L’Amérique des entreprises a certainement reconnu sa réelle loyauté de classe. Après que Biden l’eut choisie comme colistière, le Wall Street Journal a écrit que les financiers avaient poussé un «soupir de soulagement». La publication American Banker notait, elle, que le flux le plus régulier de financement de sa campagne venait des professionnels du secteur financier et de leurs cabinets d’avocats les plus fiables. Juste avant d’arrêter sa campagne, Harris s’enorgueillissait d’avoir parmi ses soutiens le plus grand nombre de milliardaires, dont Gordon Getty, fortune de l’industrie pétrolière.

À l’époque, en août 2020, le secrétaire national du SEP (Socialist Equality Party – Parti de l’égalité socialiste) Joseph Kishore, écrivait:

Au milieu de cette monumentale crise politique, économique et sociale, et sur fond de tant de souffrances, la population américaine se verra offrir le 'choix' entre le fasciste Trump, l'escroc de New York, et une candidature démocrate ayant à sa tête un représentant de la grande entreprise du Delaware et une ex-procureure de Californie. Cela en dit long sur l'état dégradé de la politique américaine.

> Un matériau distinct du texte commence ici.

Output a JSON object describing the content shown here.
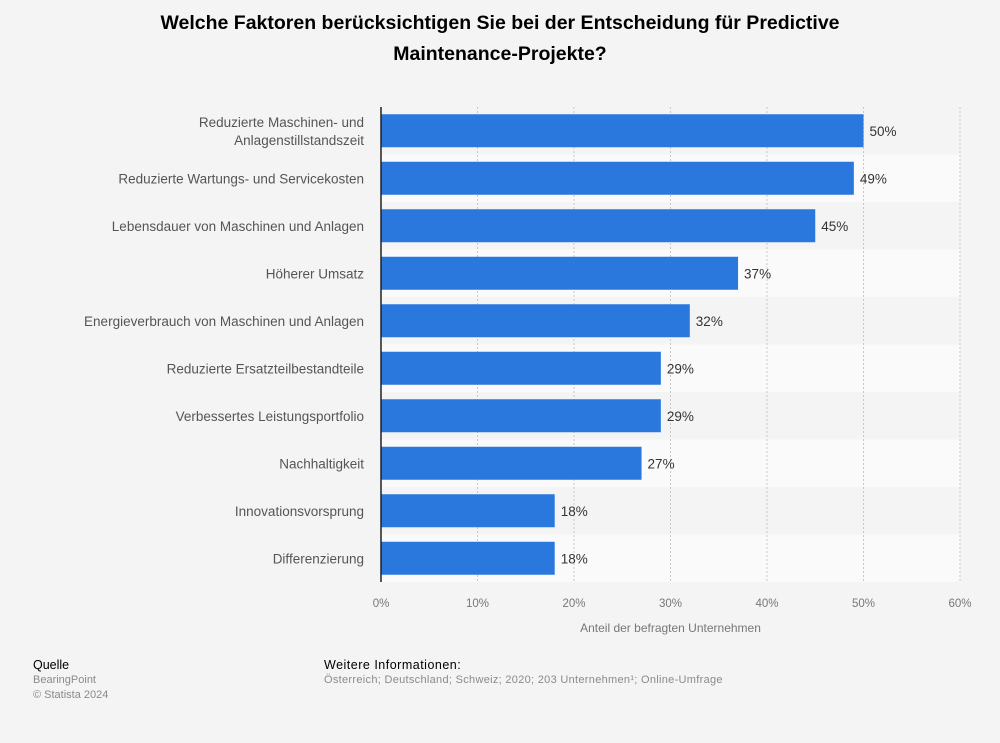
{
  "title_line1": "Welche Faktoren berücksichtigen Sie bei der Entscheidung für Predictive",
  "title_line2": "Maintenance-Projekte?",
  "chart_data": {
    "type": "bar",
    "orientation": "horizontal",
    "categories": [
      [
        "Reduzierte Maschinen- und",
        "Anlagenstillstandszeit"
      ],
      [
        "Reduzierte Wartungs- und Servicekosten"
      ],
      [
        "Lebensdauer von Maschinen und Anlagen"
      ],
      [
        "Höherer Umsatz"
      ],
      [
        "Energieverbrauch von Maschinen und Anlagen"
      ],
      [
        "Reduzierte Ersatzteilbestandteile"
      ],
      [
        "Verbessertes Leistungsportfolio"
      ],
      [
        "Nachhaltigkeit"
      ],
      [
        "Innovationsvorsprung"
      ],
      [
        "Differenzierung"
      ]
    ],
    "values": [
      50,
      49,
      45,
      37,
      32,
      29,
      29,
      27,
      18,
      18
    ],
    "value_labels": [
      "50%",
      "49%",
      "45%",
      "37%",
      "32%",
      "29%",
      "29%",
      "27%",
      "18%",
      "18%"
    ],
    "xlim": [
      0,
      60
    ],
    "xticks": [
      0,
      10,
      20,
      30,
      40,
      50,
      60
    ],
    "xtick_labels": [
      "0%",
      "10%",
      "20%",
      "30%",
      "40%",
      "50%",
      "60%"
    ],
    "xlabel": "Anteil der befragten Unternehmen",
    "grid": true,
    "bar_color": "#2a77dd"
  },
  "footer": {
    "source_heading": "Quelle",
    "source": "BearingPoint",
    "copyright": "© Statista 2024",
    "info_heading": "Weitere Informationen:",
    "info": "Österreich; Deutschland; Schweiz; 2020; 203 Unternehmen¹; Online-Umfrage"
  }
}
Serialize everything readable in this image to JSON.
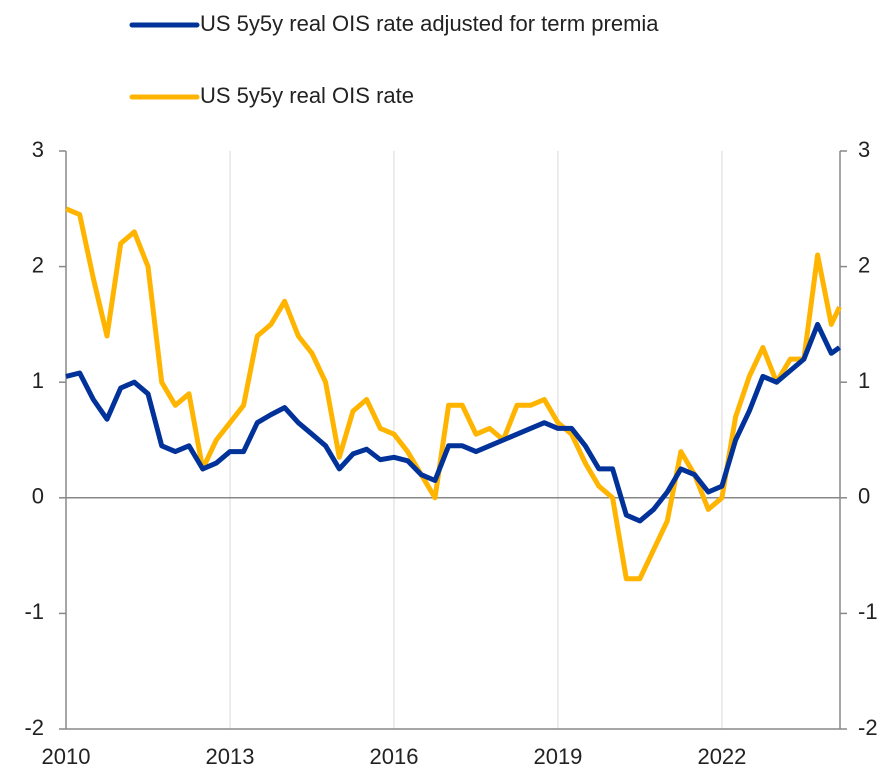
{
  "chart_data": {
    "type": "line",
    "x": [
      2010.0,
      2010.25,
      2010.5,
      2010.75,
      2011.0,
      2011.25,
      2011.5,
      2011.75,
      2012.0,
      2012.25,
      2012.5,
      2012.75,
      2013.0,
      2013.25,
      2013.5,
      2013.75,
      2014.0,
      2014.25,
      2014.5,
      2014.75,
      2015.0,
      2015.25,
      2015.5,
      2015.75,
      2016.0,
      2016.25,
      2016.5,
      2016.75,
      2017.0,
      2017.25,
      2017.5,
      2017.75,
      2018.0,
      2018.25,
      2018.5,
      2018.75,
      2019.0,
      2019.25,
      2019.5,
      2019.75,
      2020.0,
      2020.25,
      2020.5,
      2020.75,
      2021.0,
      2021.25,
      2021.5,
      2021.75,
      2022.0,
      2022.25,
      2022.5,
      2022.75,
      2023.0,
      2023.25,
      2023.5,
      2023.75,
      2024.0,
      2024.15
    ],
    "series": [
      {
        "name": "US 5y5y real OIS rate adjusted for term premia",
        "color": "#003299",
        "values": [
          1.05,
          1.08,
          0.85,
          0.68,
          0.95,
          1.0,
          0.9,
          0.45,
          0.4,
          0.45,
          0.25,
          0.3,
          0.4,
          0.4,
          0.65,
          0.72,
          0.78,
          0.65,
          0.55,
          0.45,
          0.25,
          0.38,
          0.42,
          0.33,
          0.35,
          0.32,
          0.2,
          0.15,
          0.45,
          0.45,
          0.4,
          0.45,
          0.5,
          0.55,
          0.6,
          0.65,
          0.6,
          0.6,
          0.45,
          0.25,
          0.25,
          -0.15,
          -0.2,
          -0.1,
          0.05,
          0.25,
          0.2,
          0.05,
          0.1,
          0.5,
          0.75,
          1.05,
          1.0,
          1.1,
          1.2,
          1.5,
          1.25,
          1.3
        ]
      },
      {
        "name": "US 5y5y real OIS rate",
        "color": "#FFB400",
        "values": [
          2.5,
          2.45,
          1.9,
          1.4,
          2.2,
          2.3,
          2.0,
          1.0,
          0.8,
          0.9,
          0.25,
          0.5,
          0.65,
          0.8,
          1.4,
          1.5,
          1.7,
          1.4,
          1.25,
          1.0,
          0.35,
          0.75,
          0.85,
          0.6,
          0.55,
          0.4,
          0.2,
          0.0,
          0.8,
          0.8,
          0.55,
          0.6,
          0.5,
          0.8,
          0.8,
          0.85,
          0.65,
          0.55,
          0.3,
          0.1,
          0.0,
          -0.7,
          -0.7,
          -0.45,
          -0.2,
          0.4,
          0.2,
          -0.1,
          0.0,
          0.7,
          1.05,
          1.3,
          1.0,
          1.2,
          1.2,
          2.1,
          1.5,
          1.65
        ]
      }
    ],
    "xlim": [
      2010,
      2024.16
    ],
    "xticks": [
      2010,
      2013,
      2016,
      2019,
      2022
    ],
    "ylim": [
      -2,
      3
    ],
    "yticks": [
      -2,
      -1,
      0,
      1,
      2,
      3
    ],
    "y2lim": [
      -2,
      3
    ],
    "y2ticks": [
      -2,
      -1,
      0,
      1,
      2,
      3
    ],
    "grid": true,
    "legend": "top"
  }
}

Maintenant que le représentant de la grande entreprise s’est retiré et que l’ex-procureure est montée en grade, la population américaine se verra à nouveau offrir ce «choix», dans des conditions où les deux partis capitalistes sont radicalement allés à droite.

Le Parti républicain est un instrument ouvertement fasciste pour la reconduction d’un président qui promet d’agir comme un dictateur dès le premier jour. Le Parti démocrate se concentre entièrement sur l’escalade de la guerre avec la Russie en Ukraine, le prolongement du génocide israélien à Gaza et la préparation d’une guerre encore plus grande contre la Chine.

La question centrale reste la construction d’un mouvement politique de masse de la classe ouvrière, basé sur un programme socialiste, et indépendant des deux grands partis du capitalisme américain, Démocrates et Républicains, auxquels il s’oppose.